The winners of the 1:8 Scale and 1:10 Scale Class of the opening round of the 2020 Euro Nitro Series last month were once again the drivers to beat in the respective 45 minute long finals at Round 2 of the shortened series, which took place at the famous Apeldoorn circuit in the Netherlands. Due to the seemingly ever-changing travel restrictions in place, it was unfortunate that some drivers had to make a last-minute cancellation to their entry – perhaps the most notable being the Italian Infinity pairing of Dario Balestri and Carmine Raiola. However, their role to lead the 1:8 Scale Class for the team was taken up by the Dutch pairing of Jeffrey Rietveld and Rick Vrielijnck, who performed admirably – Rietveld even topping the Controlled Practice to be the top seed for Qualifying. Teemu Leino was again absent due to the conditions imposed by his native Finland, so once again Milan Holthuis slotted into the front of the Infinty team’s 1:10 Scale assault.

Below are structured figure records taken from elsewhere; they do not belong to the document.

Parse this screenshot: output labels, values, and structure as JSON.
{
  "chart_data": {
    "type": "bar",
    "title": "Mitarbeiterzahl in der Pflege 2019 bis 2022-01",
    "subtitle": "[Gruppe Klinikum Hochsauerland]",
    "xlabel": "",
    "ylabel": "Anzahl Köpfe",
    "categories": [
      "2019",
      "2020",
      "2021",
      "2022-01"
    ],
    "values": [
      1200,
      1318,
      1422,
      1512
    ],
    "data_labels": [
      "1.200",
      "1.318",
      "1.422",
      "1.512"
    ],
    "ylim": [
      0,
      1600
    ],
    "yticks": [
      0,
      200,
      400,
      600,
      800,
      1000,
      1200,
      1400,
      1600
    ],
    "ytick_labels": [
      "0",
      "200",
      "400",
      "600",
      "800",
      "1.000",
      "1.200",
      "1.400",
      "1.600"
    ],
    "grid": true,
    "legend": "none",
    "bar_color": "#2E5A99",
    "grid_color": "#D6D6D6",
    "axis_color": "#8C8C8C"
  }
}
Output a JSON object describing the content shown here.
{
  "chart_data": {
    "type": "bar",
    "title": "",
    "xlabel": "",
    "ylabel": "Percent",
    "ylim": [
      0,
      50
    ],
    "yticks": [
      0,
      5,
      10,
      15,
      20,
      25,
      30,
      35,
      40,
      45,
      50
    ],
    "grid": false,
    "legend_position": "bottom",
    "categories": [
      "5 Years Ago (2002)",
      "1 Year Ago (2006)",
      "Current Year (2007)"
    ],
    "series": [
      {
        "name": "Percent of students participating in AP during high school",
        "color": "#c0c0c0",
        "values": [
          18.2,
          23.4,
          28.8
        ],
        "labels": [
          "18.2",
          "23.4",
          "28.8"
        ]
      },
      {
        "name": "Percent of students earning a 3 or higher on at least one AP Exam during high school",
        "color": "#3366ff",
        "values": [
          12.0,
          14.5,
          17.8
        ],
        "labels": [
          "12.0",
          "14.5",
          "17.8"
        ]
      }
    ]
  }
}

In the 1:8 Scale Class, Simon Kurzbuch started on pole position after a tight battle in Qualifying with Shepherd team mate Toni Gruber, fellow Swiss driver Silvio Hachler, and Infinity’s young gun Jeffrey Rietveld. Simon led the final away with Gruber initially his pursuer. However, in the early runnings, Gruber had to turn his attention to fending off Hachler behind him, rather than being able to attack Kurzbuch for the lead. The second round of fuel stops saw Hachler finally able to get his ARC past Gruber, but he was now around half a lap behind his countryman. The technical but high-speed Apeldoorn track saw pretty much the whole field taking two full tyre changes – with Kurzbuch choosing to pit early for his first change in order to keep the pressure on the field. With Hachler also pitting for four fresh tyres, about 3 laps later, this moved Gruber through to the lead again. However, once he then pitted for tyres one fuel stop later, the advantage moved back to the Swiss drivers. One of the few drivers to adopt an alternate tyre strategy was John Ermen, who stayed out a long time on his first set, even moving through to lead a lap during the cycle – before he too then pitted.
As the race progressed, the gap at the front changed a little each lap, with Hachler running slightly longer on fuel, allowing him to get the gap down to as little as 2.5 seconds at some point. Overall, Kurzbuch remained in control at the front. Behin, a late issue for Gruber took him out of the race and saw him not able to take the reward of the strong pace he had shown until that point. This allowed Rick Vrielijnck up to third place, the Dutch Infinity driver having started seventh on the grid and carefully picked his way through the field and run a solid, consistent race.
In the 1:10 Scale Class, Dominic Greiner led Jilles Groskamp in qualifying, and these two drivers opened up an early gap on the field as the field got underway. Groskamp kept his Infinity within one second of the Capricorn of the race leader during the early stage of the race and looked to apply pressure to the former World Champion. In the first fuel stops, Groskamp suffered a slight body tuck, with the shell being caught up on the side body post. He was able to continue at a similar pace and chose to wait until the next fuel stop to fix the problem. That second fuel stop, including the fix to the bodyshell, cost the Dutchman around 4 seconds to Greiner, allowing the German a little bit of space at the front. The two drivers continued to match lap times, meaning that despite his slight advantage, Greiner couldn’t let up for risk of putting Groskamp within striking distance.
Both drivers chose to change all four tyres once at the half way point – and it was here that Greiner again had the advantage, his stop being just over five seconds quicker than the work of Groskamp’s team. From that point, Groskamp occasionally showed a little extra speed, reducing the gap down to 7.5 seconds at one point, but Greiner was in control and able to hold the lead until the end.
A tough battle for third place saw all the other drivers suffering from some kind of issues throughout the race. Initially, Milan Holthuis (Infinity) maintained his third place starting position, but suffered a flame out and then struggled to make fuel milage. This promoted the Capricorn of Melvin Diekmann up to a podium position, but later on he too ran short on fuel. Thilo Todtmann, meanwhile, encountered his issues on the very first lap, dropping down to the back of the field. From there, he had a consistent, if rather lonely, driver back through the field, and was able to take advantage of his rival’s mistakes to cross the line in third place with his Capricorn car.
Finally, the 1:8 +40 Masters class had former champion Arie Manten starting up front, ahead of former World Champion and winner of R1, Michael Salven. These two led the early runnings, but as the race progressed, it was Belgian John Lenears who was able to move through to the front, thanks to a combination of his own speed but also with his pit crew consistently netting the fastest fuel and tyre changes. Following a number of position changes as a result of fuel strategy, tyre strategy, and a variety of good and bad luck with some lapped cars, Salven came through to take second place with Manten rounding out the podium.
The series is set to conclude in late October in Fiorano, Italy.